La semana pasada, el PP firmaba con el PSOE un pacto para controlar los contenidos de las redes sociales. El ámbito: algo tan aparentemente secundario como una subcomisión del Congreso. La motivación: luchar contra los «delitos de odio», ese delirante invento para justificar la vigilancia ideológica. Si le quitamos la cobertura retórica propia de estas cosas, lo que nos queda es una plataforma para censurar las críticas a la inmigración, porque no es otra cosa —nadie lo dude— lo que de verdad se ventilaba en este lance. Cinco días después, y con esos votos del PP en el bolsillo, Sánchez se apresuraba a presentar su proyecto de control de los medios de comunicación para «frenar la desinformación» y, naturalmente, ha recabado el apoyo del PP, que ahora va a tener que explicar por qué apoya al Gobierno para controlar las redes pero no para controlar a los medios. Mientras tanto, el PSOE pone en marcha un aparato de intoxicación informativa para deteriorar la imagen pública de jueces y periodistas críticos. Aparato, por cierto, engrasado con las peores artes de la guerra informativa, desde testimonios de encausados judiciales previa promesa de un trato benévolo hasta porquería acumulada en las cloacas del Estado. Con esta gente, con ese aparato, es con lo que el PP ha firmado un pacto para controlar las redes sociales. Hay que ser estúpido. O malvado.
Seguramente habrá en el PP quien diga que lo de las redes y lo de los medios son dos cosas distintas. Incluso habrá quien lo diga sinceramente. Pero no, no son cosas distintas; entre otras razones, porque para el muñidor de la estrategia, que es el gabinete de Sánchez, todo es una y la misma cosa. Especialmente después de que el PP —sí, siempre él— votara en Estrasburgo la matriz europea de ese control de la información que ahora Sánchez —torciendo su espíritu todo lo que se quiera— quiere aplicar en España. ¿Es que el PP no sabe en qué mundo vivimos?
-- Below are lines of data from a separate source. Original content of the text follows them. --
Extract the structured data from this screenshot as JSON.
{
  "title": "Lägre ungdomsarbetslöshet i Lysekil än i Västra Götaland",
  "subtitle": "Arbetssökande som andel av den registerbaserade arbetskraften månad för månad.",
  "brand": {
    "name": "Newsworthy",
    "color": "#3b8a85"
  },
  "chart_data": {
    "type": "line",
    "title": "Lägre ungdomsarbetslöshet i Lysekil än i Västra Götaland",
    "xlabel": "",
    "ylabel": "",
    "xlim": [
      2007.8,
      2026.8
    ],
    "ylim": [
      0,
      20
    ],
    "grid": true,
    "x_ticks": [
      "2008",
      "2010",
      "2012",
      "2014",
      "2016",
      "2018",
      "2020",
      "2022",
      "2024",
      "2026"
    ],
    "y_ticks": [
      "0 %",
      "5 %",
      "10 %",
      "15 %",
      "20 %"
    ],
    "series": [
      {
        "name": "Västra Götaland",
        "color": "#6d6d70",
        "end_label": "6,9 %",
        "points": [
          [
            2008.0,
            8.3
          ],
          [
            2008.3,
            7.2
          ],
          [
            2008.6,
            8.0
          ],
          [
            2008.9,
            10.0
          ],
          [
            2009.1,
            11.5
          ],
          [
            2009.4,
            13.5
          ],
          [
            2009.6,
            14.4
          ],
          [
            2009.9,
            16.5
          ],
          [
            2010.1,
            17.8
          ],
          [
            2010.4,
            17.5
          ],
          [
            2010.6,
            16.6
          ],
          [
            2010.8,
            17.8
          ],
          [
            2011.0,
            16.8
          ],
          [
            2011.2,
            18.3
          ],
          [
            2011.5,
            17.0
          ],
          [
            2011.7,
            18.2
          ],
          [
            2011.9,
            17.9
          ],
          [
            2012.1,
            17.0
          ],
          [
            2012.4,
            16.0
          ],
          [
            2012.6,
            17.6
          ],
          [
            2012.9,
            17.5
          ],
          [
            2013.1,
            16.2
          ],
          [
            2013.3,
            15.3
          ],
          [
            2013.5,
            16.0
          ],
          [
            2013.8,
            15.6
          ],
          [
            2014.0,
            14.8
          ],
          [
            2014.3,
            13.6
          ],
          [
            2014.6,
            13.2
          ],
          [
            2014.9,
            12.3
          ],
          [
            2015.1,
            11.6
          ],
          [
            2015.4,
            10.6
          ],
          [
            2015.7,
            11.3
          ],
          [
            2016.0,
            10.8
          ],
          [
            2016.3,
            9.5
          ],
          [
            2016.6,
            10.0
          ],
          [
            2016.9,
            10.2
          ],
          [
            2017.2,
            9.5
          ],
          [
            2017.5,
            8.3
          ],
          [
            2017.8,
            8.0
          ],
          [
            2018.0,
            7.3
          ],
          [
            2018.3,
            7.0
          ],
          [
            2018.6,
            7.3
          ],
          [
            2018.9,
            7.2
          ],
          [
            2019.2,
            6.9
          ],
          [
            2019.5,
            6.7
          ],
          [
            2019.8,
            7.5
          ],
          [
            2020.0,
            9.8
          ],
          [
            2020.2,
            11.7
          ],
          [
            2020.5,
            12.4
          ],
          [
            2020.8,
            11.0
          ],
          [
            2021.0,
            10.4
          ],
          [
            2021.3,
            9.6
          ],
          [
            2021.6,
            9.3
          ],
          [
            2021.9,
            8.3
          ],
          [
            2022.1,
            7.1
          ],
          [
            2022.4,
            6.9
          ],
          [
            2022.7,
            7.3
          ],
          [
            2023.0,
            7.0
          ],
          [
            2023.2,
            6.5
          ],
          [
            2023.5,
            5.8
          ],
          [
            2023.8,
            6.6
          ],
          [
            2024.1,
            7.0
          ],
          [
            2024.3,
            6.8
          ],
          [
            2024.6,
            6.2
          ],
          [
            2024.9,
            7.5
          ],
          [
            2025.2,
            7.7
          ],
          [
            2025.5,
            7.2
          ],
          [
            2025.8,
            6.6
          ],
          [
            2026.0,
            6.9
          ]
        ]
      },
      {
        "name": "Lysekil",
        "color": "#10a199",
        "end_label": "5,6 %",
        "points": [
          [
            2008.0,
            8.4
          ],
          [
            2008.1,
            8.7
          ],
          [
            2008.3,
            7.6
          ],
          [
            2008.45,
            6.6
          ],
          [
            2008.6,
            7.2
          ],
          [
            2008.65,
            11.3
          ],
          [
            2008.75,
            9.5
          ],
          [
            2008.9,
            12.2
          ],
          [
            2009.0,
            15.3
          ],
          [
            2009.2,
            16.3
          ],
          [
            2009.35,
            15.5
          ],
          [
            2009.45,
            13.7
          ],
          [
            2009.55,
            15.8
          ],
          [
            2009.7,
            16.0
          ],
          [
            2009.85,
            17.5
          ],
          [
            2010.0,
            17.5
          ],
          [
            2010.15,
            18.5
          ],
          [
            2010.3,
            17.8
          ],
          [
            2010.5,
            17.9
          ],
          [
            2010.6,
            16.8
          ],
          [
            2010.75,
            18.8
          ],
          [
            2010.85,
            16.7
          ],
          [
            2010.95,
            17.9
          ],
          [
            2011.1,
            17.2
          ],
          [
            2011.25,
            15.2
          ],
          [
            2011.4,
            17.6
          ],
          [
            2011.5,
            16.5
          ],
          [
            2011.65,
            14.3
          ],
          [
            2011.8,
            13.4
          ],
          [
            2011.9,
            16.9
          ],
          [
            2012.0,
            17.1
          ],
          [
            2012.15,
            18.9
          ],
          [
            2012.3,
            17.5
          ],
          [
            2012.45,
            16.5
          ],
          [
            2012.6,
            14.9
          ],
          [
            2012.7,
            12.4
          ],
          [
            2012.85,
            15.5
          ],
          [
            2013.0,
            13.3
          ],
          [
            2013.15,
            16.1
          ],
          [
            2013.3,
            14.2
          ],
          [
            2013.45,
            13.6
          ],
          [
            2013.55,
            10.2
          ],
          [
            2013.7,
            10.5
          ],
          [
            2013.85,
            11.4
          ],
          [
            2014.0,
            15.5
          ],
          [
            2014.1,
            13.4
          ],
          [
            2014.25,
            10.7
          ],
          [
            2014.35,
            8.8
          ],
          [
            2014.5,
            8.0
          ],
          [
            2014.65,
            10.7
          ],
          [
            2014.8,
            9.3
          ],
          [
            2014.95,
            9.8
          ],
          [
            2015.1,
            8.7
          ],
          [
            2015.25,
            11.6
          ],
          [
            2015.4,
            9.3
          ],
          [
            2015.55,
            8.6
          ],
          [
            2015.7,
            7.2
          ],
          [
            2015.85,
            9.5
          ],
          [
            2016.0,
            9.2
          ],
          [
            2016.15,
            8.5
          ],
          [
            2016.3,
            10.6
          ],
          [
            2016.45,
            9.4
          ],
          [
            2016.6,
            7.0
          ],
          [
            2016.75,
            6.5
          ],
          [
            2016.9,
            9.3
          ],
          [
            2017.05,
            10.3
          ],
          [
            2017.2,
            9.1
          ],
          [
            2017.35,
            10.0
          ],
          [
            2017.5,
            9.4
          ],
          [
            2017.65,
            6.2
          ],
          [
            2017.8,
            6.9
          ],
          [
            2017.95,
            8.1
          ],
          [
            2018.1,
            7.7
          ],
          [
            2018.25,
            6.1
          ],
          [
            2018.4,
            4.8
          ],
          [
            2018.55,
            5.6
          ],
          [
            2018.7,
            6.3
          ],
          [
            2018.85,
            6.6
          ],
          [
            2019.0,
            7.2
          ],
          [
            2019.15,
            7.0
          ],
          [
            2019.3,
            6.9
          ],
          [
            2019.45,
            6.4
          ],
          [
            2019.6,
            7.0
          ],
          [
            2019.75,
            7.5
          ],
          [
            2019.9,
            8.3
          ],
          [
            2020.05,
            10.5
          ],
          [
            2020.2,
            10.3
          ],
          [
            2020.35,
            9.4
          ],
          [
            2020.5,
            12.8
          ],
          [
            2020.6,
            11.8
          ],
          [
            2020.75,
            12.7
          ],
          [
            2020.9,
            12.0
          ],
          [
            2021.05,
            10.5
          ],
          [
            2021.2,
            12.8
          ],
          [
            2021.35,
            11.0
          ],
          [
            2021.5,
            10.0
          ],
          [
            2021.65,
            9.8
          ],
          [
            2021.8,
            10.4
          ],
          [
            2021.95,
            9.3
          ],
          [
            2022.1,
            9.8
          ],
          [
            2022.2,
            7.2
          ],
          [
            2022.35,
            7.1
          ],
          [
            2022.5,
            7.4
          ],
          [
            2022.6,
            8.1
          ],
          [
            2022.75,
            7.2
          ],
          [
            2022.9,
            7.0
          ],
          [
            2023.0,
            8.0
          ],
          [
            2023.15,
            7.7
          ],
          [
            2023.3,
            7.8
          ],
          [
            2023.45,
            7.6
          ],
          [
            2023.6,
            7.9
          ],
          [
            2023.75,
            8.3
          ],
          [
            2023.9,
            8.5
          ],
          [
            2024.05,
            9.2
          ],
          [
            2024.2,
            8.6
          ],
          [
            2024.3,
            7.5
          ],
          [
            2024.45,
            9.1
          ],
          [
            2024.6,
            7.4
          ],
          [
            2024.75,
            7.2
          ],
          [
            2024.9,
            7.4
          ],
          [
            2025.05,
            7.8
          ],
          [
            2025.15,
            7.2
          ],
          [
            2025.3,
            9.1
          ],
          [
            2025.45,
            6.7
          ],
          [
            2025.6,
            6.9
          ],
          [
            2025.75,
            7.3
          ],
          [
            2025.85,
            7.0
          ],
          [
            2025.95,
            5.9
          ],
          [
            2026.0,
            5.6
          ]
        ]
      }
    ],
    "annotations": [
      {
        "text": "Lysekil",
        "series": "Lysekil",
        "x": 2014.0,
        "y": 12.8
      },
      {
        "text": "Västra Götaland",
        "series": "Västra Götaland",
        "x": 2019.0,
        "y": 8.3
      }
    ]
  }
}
En pocas semanas hemos visto la intervención oficial del Estado en Francia contra las cadenas de TV de derecha, la detención del jefe de Telegram, la arremetida del comisario europeo (recientemente dimitido) Thierry Breton contra Elon Musk y X, la confesión de Meta sobre sus connivencias con el poder en Washington para censurar contenidos, la persecución abierta contra cuentas «problemáticas» en Alemania… Hay una guerra larvada del poder contra la libertad de expresión. En ese contexto, las tendencias liberticidas de Sánchez cobran otro color aún más siniestro. ¿No lo sabe el PP? Sí, claro que lo sabe. Eso es lo peor.
De las querencias tiránicas de Sánchez y la sumisión ovina de su partido poco hay que decir que no se haya dicho ya. Lo que sigue siendo asombroso es la estulticia con la que el PP, una vez tras otra, termina sembrando el campo para que el tirano coseche. Salvo que no sea estulticia. Salvo que sea, efectivamente, complicidad. Así el PP no sería ya Poncio Pilatos, sino Judas, directamente. Por supuesto, todos conocemos a conspicuos dirigentes del PP que son razonablemente patriotas, demócratas convencidos e intachables defensores de las libertades públicas. Por eso no es enteramente justo decir que el PP y el PSOE «son lo mismo». Pero, si no son lo mismo, cada vez es más difícil negar que se está convirtiendo en una forma distinta de llegar al mismo lado. Si alguien lo duda, no tiene más que constatar la complicidad de hecho del PP con cosas como las leyes de «memoria», el adoctrinamiento LGTB en las aulas, la persecución a la lengua española, etc.
Al final, el PP es ese partido cuyos alcaldes prometen en campaña acabar con las restricciones ambientales al tráfico y, en cuanto llegan al poder, no sólo las mantienen, sino que las intensifican. Alcaldes a los que, pese a todo, hay que votar porque, si no, viene el comunismo, como dicen los ayusistas. Comunismo que, por otra parte, también quiere dejarnos sin coches, como los alcaldes del PP. Es un partido lleno de complejos: dentro, por el dogma ya absurdo de la «colaboración institucional», y fuera, obnubilado por la nube tóxica de la «gobernanza global». La colaboración institucional es la trampa que una y otra vez le pone el Gobierno y en la que el PP cae gozosamente, ya se trate de renovar cargos del Estado o de regularizar inmigrantes, pactos en los que el PP siempre sale perdiendo. Y la gobernanza global (globalista) es ese mantra ante el que el PP se extasía y que le empuja siempre a ejecutar políticas directamente contrarias a los intereses y convicciones de sus votantes. Seria risible si no fuera porque hay millones de españoles convencidos de que el PP es realmente una alternativa.
¿Poncio Pilatos o directamente Judas Iscariote?